Database design

Forum Moderators: open

Message Too Old, No Replies

Database design

rknuppel

5:04 pm on Aug 26, 2005 (gmt 0)

I have a quick question regarding database design. I run several MYSQL databases and I have always got in the habit of including an autoincrement ID along with each row of almost all tables. This is so I can link up to any row by an ID. My question is: Is this bad database design? For example.

Lets say I have a Teams table with, TeamName, Mascot, Wins, Losses. I include an ID at the beginning so I can link on a team by their ID. Should I not include this and just link using the TeamName? I do this sort of thing all over the place. Then I even have certain linking tables that pretty much contain all ID's... like TeamsConferences has ID, TeamID, ConferenceID.

I'd love to hear your thoughts on this kind of setup. And how performance might be affected by going either way here.

txbakers

5:42 pm on Aug 26, 2005 (gmt 0)

having an auto-increment for a row ID is a good practice. It is an easy and accurate way of identifying a unique row.

Using that ID as the foreign key (to link tables, etc.) is OK also, but a bit more dangerous. If ever you need to reformat that table, it's possible that those keys could indeed change, rendering your joins a mess.

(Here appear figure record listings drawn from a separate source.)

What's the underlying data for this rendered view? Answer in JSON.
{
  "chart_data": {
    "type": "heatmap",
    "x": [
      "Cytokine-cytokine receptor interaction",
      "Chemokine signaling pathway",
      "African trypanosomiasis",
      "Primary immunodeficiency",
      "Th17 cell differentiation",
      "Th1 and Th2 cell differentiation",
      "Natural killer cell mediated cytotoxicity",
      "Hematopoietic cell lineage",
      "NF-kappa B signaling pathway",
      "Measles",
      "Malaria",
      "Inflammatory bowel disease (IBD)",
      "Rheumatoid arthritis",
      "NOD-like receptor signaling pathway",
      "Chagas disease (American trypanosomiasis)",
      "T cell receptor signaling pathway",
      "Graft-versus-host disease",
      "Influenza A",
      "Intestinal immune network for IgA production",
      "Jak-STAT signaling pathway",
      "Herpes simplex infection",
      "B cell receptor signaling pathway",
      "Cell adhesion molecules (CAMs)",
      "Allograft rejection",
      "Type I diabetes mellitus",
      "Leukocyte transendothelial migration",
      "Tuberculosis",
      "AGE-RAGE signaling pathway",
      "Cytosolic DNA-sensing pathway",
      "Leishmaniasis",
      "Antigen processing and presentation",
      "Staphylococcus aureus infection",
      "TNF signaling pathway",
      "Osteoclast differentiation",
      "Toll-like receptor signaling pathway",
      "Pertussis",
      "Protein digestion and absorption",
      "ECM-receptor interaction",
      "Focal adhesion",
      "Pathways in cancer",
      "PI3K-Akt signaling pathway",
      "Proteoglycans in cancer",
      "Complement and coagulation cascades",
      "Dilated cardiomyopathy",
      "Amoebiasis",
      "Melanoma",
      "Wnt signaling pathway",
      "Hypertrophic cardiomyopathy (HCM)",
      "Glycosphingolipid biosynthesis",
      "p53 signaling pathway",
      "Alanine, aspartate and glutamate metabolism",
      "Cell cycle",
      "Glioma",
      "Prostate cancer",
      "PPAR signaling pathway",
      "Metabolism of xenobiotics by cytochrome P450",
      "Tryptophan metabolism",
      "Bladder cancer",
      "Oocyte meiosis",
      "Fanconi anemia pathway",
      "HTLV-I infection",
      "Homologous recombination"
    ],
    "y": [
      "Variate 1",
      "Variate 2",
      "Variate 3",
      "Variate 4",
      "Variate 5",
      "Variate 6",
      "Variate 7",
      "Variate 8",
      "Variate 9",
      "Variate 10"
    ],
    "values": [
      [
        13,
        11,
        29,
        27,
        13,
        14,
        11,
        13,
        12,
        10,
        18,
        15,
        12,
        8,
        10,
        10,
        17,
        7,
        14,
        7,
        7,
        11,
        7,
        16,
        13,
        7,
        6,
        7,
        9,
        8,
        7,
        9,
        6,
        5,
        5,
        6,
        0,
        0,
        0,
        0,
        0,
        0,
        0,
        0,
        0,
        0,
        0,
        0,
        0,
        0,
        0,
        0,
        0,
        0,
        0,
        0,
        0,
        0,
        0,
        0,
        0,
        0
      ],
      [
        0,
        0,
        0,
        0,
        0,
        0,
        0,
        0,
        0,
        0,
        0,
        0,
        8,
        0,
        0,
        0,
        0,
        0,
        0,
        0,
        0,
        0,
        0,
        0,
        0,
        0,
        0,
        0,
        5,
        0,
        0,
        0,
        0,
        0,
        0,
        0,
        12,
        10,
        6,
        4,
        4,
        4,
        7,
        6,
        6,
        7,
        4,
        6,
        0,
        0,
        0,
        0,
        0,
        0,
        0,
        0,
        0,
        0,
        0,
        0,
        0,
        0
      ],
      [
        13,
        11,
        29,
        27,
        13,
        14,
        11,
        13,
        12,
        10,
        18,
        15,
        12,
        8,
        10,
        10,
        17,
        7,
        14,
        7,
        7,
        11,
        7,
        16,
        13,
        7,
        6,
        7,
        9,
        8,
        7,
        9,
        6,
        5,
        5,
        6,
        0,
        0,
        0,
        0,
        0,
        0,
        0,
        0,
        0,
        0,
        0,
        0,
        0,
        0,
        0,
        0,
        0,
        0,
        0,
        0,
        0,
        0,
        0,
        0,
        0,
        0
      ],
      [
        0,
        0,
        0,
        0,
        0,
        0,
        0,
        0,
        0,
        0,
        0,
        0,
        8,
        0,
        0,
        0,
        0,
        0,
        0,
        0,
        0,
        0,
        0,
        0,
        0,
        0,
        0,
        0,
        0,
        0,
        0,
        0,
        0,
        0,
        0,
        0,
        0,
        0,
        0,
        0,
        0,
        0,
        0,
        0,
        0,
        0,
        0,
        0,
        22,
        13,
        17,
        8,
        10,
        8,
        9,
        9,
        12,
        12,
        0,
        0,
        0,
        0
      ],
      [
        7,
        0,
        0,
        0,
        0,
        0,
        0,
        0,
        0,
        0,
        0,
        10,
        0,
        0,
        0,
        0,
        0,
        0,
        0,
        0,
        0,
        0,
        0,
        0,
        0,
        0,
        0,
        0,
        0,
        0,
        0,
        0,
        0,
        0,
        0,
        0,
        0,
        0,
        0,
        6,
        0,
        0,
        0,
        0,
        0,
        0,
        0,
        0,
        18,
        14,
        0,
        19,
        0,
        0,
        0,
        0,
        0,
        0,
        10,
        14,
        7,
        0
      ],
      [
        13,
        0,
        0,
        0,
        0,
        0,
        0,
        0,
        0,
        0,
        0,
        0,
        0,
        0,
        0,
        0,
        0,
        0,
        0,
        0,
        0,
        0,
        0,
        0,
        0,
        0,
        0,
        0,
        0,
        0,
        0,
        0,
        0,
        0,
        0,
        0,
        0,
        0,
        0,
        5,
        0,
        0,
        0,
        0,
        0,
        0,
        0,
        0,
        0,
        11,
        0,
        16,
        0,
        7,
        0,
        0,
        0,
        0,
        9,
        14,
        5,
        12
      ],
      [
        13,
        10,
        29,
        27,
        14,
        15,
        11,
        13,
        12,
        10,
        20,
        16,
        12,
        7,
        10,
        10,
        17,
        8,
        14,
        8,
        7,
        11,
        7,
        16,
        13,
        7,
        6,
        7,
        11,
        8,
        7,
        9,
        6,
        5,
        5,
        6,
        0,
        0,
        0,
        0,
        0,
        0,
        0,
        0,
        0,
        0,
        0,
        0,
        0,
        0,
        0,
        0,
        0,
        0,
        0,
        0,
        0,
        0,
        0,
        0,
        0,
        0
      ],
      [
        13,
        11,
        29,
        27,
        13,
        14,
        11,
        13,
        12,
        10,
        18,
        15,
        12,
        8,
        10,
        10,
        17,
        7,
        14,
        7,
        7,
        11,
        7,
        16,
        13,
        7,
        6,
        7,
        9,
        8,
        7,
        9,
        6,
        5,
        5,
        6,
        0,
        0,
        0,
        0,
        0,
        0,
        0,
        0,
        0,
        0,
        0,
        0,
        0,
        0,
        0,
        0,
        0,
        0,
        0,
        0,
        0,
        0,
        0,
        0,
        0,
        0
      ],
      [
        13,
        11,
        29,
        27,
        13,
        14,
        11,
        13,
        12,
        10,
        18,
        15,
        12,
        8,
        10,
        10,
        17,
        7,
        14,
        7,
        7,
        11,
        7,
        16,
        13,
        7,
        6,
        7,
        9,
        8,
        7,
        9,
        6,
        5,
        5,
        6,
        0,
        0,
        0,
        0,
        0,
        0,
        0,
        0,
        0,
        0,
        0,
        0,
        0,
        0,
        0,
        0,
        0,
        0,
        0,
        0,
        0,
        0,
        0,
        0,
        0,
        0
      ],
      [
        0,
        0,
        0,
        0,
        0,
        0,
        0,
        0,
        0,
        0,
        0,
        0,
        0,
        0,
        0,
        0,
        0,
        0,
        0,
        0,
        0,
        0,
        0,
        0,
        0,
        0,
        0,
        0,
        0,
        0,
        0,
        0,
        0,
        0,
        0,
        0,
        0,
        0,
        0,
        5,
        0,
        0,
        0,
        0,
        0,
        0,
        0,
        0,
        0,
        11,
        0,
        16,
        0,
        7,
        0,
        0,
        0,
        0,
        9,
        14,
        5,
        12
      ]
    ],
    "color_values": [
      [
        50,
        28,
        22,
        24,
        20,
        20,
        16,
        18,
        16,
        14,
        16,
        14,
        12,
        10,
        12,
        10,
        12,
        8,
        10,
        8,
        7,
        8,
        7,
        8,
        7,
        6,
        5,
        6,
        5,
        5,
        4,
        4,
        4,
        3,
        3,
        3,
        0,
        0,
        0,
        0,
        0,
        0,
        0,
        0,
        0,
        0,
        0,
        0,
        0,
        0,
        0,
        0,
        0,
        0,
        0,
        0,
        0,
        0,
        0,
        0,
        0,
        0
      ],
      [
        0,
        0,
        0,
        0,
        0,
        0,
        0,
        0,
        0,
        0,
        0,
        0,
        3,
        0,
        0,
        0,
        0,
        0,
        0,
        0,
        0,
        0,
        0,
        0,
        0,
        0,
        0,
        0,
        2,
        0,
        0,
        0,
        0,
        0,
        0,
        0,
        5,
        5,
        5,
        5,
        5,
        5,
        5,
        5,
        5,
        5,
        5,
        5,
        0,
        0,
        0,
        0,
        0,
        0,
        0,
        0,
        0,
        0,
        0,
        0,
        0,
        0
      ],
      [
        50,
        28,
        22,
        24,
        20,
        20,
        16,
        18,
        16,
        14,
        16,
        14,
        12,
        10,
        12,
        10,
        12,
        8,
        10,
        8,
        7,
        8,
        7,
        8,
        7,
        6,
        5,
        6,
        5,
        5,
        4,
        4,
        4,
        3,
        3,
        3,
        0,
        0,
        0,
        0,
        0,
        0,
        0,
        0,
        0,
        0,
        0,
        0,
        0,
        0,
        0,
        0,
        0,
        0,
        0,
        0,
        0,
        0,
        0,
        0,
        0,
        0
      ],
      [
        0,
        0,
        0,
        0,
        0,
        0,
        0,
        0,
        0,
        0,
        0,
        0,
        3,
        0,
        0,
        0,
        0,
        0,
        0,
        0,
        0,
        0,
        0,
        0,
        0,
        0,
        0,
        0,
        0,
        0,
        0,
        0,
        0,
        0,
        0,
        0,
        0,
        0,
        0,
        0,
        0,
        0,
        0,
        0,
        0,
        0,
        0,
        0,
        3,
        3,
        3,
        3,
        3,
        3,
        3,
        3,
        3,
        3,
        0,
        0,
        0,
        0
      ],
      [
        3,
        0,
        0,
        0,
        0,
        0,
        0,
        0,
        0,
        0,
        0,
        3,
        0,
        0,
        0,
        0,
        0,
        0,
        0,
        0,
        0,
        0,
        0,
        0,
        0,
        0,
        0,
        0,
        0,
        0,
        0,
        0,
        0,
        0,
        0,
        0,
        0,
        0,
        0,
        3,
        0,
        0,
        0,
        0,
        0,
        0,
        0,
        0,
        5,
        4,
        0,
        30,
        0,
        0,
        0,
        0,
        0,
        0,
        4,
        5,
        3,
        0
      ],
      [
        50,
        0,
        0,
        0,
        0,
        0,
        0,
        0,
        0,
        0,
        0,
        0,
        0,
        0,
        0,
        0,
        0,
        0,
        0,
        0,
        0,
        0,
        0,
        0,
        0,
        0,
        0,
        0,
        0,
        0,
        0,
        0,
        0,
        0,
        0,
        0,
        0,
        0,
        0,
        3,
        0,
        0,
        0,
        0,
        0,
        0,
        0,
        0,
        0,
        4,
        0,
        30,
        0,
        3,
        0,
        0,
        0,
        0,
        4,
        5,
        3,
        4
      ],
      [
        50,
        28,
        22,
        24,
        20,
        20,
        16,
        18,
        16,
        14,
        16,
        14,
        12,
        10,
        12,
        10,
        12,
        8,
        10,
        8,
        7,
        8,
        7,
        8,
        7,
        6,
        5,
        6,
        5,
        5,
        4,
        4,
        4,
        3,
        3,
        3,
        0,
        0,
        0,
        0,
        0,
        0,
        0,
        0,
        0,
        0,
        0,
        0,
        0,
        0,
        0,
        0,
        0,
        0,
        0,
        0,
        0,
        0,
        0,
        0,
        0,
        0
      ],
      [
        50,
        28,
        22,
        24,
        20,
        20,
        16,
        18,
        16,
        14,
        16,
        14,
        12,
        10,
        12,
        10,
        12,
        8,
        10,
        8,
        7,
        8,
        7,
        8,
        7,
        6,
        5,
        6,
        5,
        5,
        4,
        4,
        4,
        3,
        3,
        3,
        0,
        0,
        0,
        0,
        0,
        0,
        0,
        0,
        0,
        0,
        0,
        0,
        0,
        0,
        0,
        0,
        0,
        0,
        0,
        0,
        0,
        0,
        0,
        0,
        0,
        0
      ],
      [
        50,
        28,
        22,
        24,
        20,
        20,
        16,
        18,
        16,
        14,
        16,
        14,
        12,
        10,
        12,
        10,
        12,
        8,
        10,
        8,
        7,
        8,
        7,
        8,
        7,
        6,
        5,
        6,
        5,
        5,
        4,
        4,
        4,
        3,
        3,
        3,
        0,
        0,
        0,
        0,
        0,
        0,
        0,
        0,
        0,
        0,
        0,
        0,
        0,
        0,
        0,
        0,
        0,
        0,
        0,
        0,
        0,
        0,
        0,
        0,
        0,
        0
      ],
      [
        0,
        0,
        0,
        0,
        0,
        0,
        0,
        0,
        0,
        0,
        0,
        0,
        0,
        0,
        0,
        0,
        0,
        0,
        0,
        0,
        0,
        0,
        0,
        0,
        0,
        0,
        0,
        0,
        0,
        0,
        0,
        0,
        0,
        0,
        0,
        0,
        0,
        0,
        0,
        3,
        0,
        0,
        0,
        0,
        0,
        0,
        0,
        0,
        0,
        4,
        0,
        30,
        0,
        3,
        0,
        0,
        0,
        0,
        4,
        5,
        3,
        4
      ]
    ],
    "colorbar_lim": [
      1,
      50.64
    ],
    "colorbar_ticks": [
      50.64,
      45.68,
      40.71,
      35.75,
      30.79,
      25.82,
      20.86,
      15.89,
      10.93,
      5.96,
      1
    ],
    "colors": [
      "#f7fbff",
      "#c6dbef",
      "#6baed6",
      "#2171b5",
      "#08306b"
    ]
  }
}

I think the best solution is to still use the ID as the unique key in the table, but to create another id number for that item throughout your database.

A bit more programming, but safer in the long run.

rknuppel

5:52 pm on Aug 26, 2005 (gmt 0)

That is exactly the problem I'm encountering. I'm trying to reload a table and now other tables are gonna be screwed up because of this auto id. It won't be the same. So if I used another ID to join on, what is the purpose of the autoincrement ID still?

txbakers

8:07 pm on Aug 26, 2005 (gmt 0)

The autoincrement will give you a unique ID to THAT ROW, regardless of the data. That's very useful if you have to modify/delete something from just that table, you don't have to reference it by other sources.

PLUS, you can control your semi-unique numbers based on the data.

globalissa

9:54 pm on Aug 26, 2005 (gmt 0)

Thought an actual structure might help illustrate the relationship:

CREATE TABLE `your_tablename` (
`id` int(10) NOT NULL auto_increment,
`username` varchar(40) default NULL,
`password` varchar(40) default NULL,
`lastupdate` timestamp(14) NOT NULL,
`foreign_key` int(6) default NULL,
PRIMARY KEY (`id`)
)

... so the id field is autoincrementing and you can have as many as you like. The foreign_key field is used to link into a related record in another table.

physics

9:56 pm on Aug 26, 2005 (gmt 0)

I think the best solution is to still use the ID as the unique key in the table, but to create another id number for that item throughout your database.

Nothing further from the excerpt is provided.